Les amandiers d’Aix (1833)

« Il y a beaucoup d’amandiers dans le terroir d’Aix. Mais comme cet arbre fleurit des premiers et que les gelées tuent presque annuellement les fleurs, il est rare que la récolte en soit satisfaisante. L’académie d’agriculture, etc., d’Aix avait proposé un prix pour celui qui ferait connaître une qualité d’amandier qui ne fût pas exposée aux inconvéniens de la mortalité des fleurs, par les dernières gelées. M. Polydore de Bec (1) a remporté le prix proposé. Il a fait connaître deux espèces d’amandes appelées la grande et la petite Verte, de la culture desquelles il a fait une longue expérience. Elles fleurissent environ deux mois plus tard que les autres ; de sorte qu’elles n’ont pas à redouter les dernières gelées. L’académie s’est empressée de rendre publique, la découverte due à ses soins ; mais jusqu’à aujourd’hui, c’est inutilement qu’elle l’a fait. »
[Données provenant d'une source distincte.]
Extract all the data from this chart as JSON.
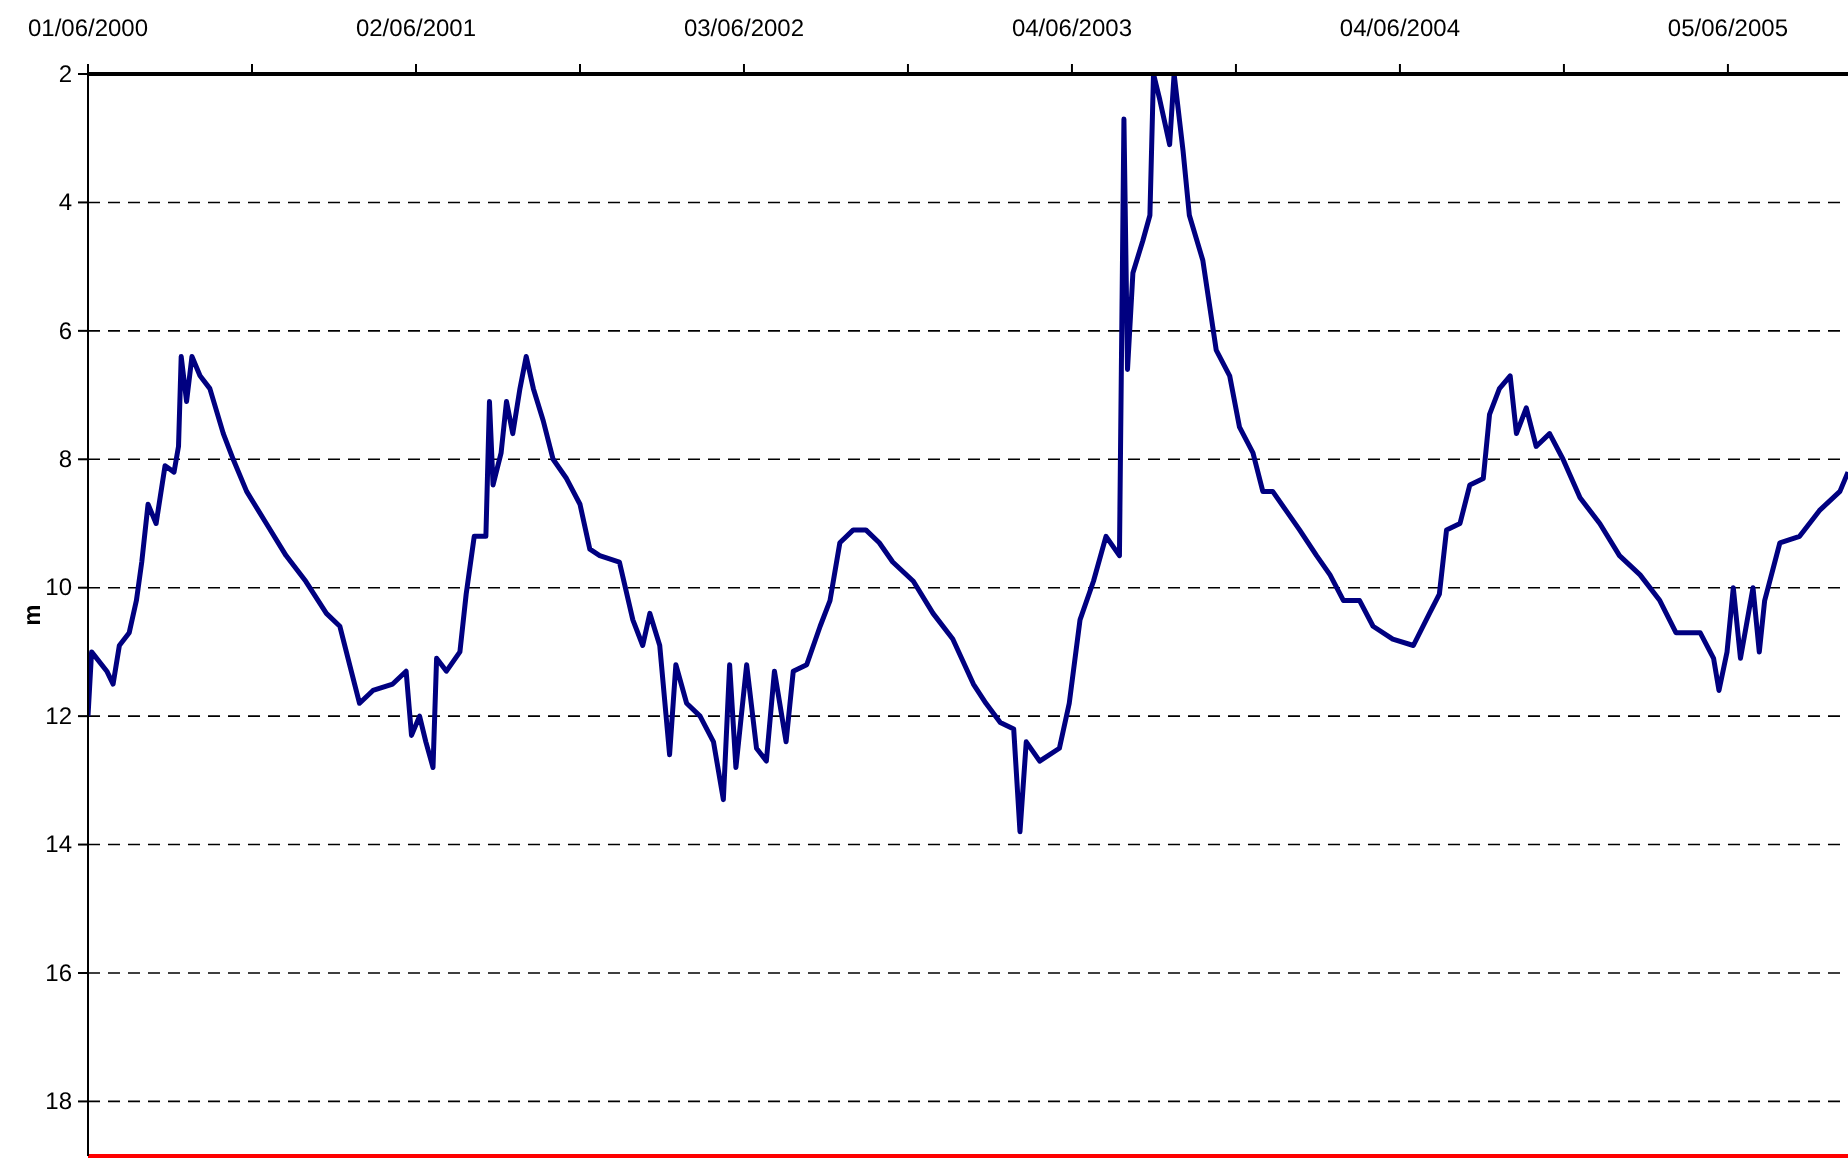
{
  "chart_data": {
    "type": "line",
    "ylabel": "m",
    "grid": "y",
    "line_style": "solid",
    "marker": "none",
    "xlim": [
      "2000-06-01",
      "2005-10-17"
    ],
    "xticks": [
      {
        "value": "2000-06-01",
        "label": "01/06/2000"
      },
      {
        "value": "2000-12-01",
        "label": null
      },
      {
        "value": "2001-06-02",
        "label": "02/06/2001"
      },
      {
        "value": "2001-12-02",
        "label": null
      },
      {
        "value": "2002-06-03",
        "label": "03/06/2002"
      },
      {
        "value": "2002-12-03",
        "label": null
      },
      {
        "value": "2003-06-04",
        "label": "04/06/2003"
      },
      {
        "value": "2003-12-04",
        "label": null
      },
      {
        "value": "2004-06-04",
        "label": "04/06/2004"
      },
      {
        "value": "2004-12-04",
        "label": null
      },
      {
        "value": "2005-06-05",
        "label": "05/06/2005"
      }
    ],
    "ylim": [
      18.85,
      2
    ],
    "yticks": [
      2,
      4,
      6,
      8,
      10,
      12,
      14,
      16,
      18
    ],
    "ref_lines": [
      {
        "axis": "y",
        "value": 18.85,
        "color": "#ff0000"
      }
    ],
    "series": [
      {
        "color": "#000080",
        "x": [
          "2000-06-01",
          "2000-06-05",
          "2000-06-22",
          "2000-06-29",
          "2000-07-06",
          "2000-07-17",
          "2000-07-25",
          "2000-07-31",
          "2000-08-07",
          "2000-08-16",
          "2000-08-26",
          "2000-09-05",
          "2000-09-10",
          "2000-09-13",
          "2000-09-19",
          "2000-09-25",
          "2000-10-04",
          "2000-10-15",
          "2000-10-30",
          "2000-11-10",
          "2000-11-25",
          "2000-12-17",
          "2001-01-08",
          "2001-01-30",
          "2001-02-22",
          "2001-03-09",
          "2001-03-20",
          "2001-03-31",
          "2001-04-15",
          "2001-05-07",
          "2001-05-22",
          "2001-05-28",
          "2001-06-06",
          "2001-06-13",
          "2001-06-21",
          "2001-06-25",
          "2001-07-06",
          "2001-07-21",
          "2001-07-28",
          "2001-08-06",
          "2001-08-19",
          "2001-08-23",
          "2001-08-27",
          "2001-09-05",
          "2001-09-11",
          "2001-09-18",
          "2001-09-26",
          "2001-10-03",
          "2001-10-11",
          "2001-10-22",
          "2001-11-02",
          "2001-11-17",
          "2001-12-02",
          "2001-12-13",
          "2001-12-24",
          "2002-01-15",
          "2002-01-30",
          "2002-02-10",
          "2002-02-18",
          "2002-03-01",
          "2002-03-12",
          "2002-03-19",
          "2002-03-31",
          "2002-04-15",
          "2002-04-30",
          "2002-05-11",
          "2002-05-18",
          "2002-05-25",
          "2002-06-06",
          "2002-06-17",
          "2002-06-28",
          "2002-07-07",
          "2002-07-20",
          "2002-07-28",
          "2002-08-12",
          "2002-08-27",
          "2002-09-07",
          "2002-09-18",
          "2002-10-03",
          "2002-10-17",
          "2002-11-01",
          "2002-11-16",
          "2002-12-09",
          "2002-12-31",
          "2003-01-22",
          "2003-02-14",
          "2003-02-28",
          "2003-03-16",
          "2003-03-31",
          "2003-04-07",
          "2003-04-14",
          "2003-04-29",
          "2003-05-21",
          "2003-06-01",
          "2003-06-13",
          "2003-06-28",
          "2003-07-12",
          "2003-07-27",
          "2003-08-01",
          "2003-08-05",
          "2003-08-11",
          "2003-08-22",
          "2003-08-30",
          "2003-09-03",
          "2003-09-10",
          "2003-09-21",
          "2003-09-26",
          "2003-10-06",
          "2003-10-13",
          "2003-10-28",
          "2003-11-12",
          "2003-11-27",
          "2003-12-08",
          "2003-12-23",
          "2004-01-03",
          "2004-01-14",
          "2004-01-29",
          "2004-02-13",
          "2004-03-03",
          "2004-03-18",
          "2004-04-02",
          "2004-04-20",
          "2004-05-05",
          "2004-05-27",
          "2004-06-19",
          "2004-07-07",
          "2004-07-18",
          "2004-07-26",
          "2004-08-10",
          "2004-08-21",
          "2004-09-05",
          "2004-09-12",
          "2004-09-23",
          "2004-10-05",
          "2004-10-12",
          "2004-10-23",
          "2004-11-03",
          "2004-11-18",
          "2004-12-03",
          "2004-12-22",
          "2005-01-13",
          "2005-02-04",
          "2005-02-27",
          "2005-03-21",
          "2005-04-08",
          "2005-05-05",
          "2005-05-20",
          "2005-05-26",
          "2005-06-04",
          "2005-06-11",
          "2005-06-19",
          "2005-07-03",
          "2005-07-10",
          "2005-07-16",
          "2005-08-02",
          "2005-08-24",
          "2005-09-15",
          "2005-10-08",
          "2005-10-17"
        ],
        "values": [
          12.0,
          11.0,
          11.3,
          11.5,
          10.9,
          10.7,
          10.2,
          9.6,
          8.7,
          9.0,
          8.1,
          8.2,
          7.8,
          6.4,
          7.1,
          6.4,
          6.7,
          6.9,
          7.6,
          8.0,
          8.5,
          9.0,
          9.5,
          9.9,
          10.4,
          10.6,
          11.2,
          11.8,
          11.6,
          11.5,
          11.3,
          12.3,
          12.0,
          12.4,
          12.8,
          11.1,
          11.3,
          11.0,
          10.1,
          9.2,
          9.2,
          7.1,
          8.4,
          7.9,
          7.1,
          7.6,
          6.9,
          6.4,
          6.9,
          7.4,
          8.0,
          8.3,
          8.7,
          9.4,
          9.5,
          9.6,
          10.5,
          10.9,
          10.4,
          10.9,
          12.6,
          11.2,
          11.8,
          12.0,
          12.4,
          13.3,
          11.2,
          12.8,
          11.2,
          12.5,
          12.7,
          11.3,
          12.4,
          11.3,
          11.2,
          10.6,
          10.2,
          9.3,
          9.1,
          9.1,
          9.3,
          9.6,
          9.9,
          10.4,
          10.8,
          11.5,
          11.8,
          12.1,
          12.2,
          13.8,
          12.4,
          12.7,
          12.5,
          11.8,
          10.5,
          9.9,
          9.2,
          9.5,
          2.7,
          6.6,
          5.1,
          4.6,
          4.2,
          2.0,
          2.4,
          3.1,
          2.0,
          3.2,
          4.2,
          4.9,
          6.3,
          6.7,
          7.5,
          7.9,
          8.5,
          8.5,
          8.8,
          9.1,
          9.5,
          9.8,
          10.2,
          10.2,
          10.6,
          10.8,
          10.9,
          10.4,
          10.1,
          9.1,
          9.0,
          8.4,
          8.3,
          7.3,
          6.9,
          6.7,
          7.6,
          7.2,
          7.8,
          7.6,
          8.0,
          8.6,
          9.0,
          9.5,
          9.8,
          10.2,
          10.7,
          10.7,
          11.1,
          11.6,
          11.0,
          10.0,
          11.1,
          10.0,
          11.0,
          10.2,
          9.3,
          9.2,
          8.8,
          8.5,
          8.2
        ]
      }
    ]
  }
}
(1) De son vrai nom Augustin Marius Paul Bec (né à Aix en 1799), aussi peintre de paysages, élève de Constantin, Revoil et Granet.

« Aix ancien et moderne », par Joseph François Porte, impr. G. Mouret, r. du Pont-Moreau, Aix, 2e éd., 1833, p. 124.

Illustr. « Prunus dulcis », Gustav Pabst, 1887.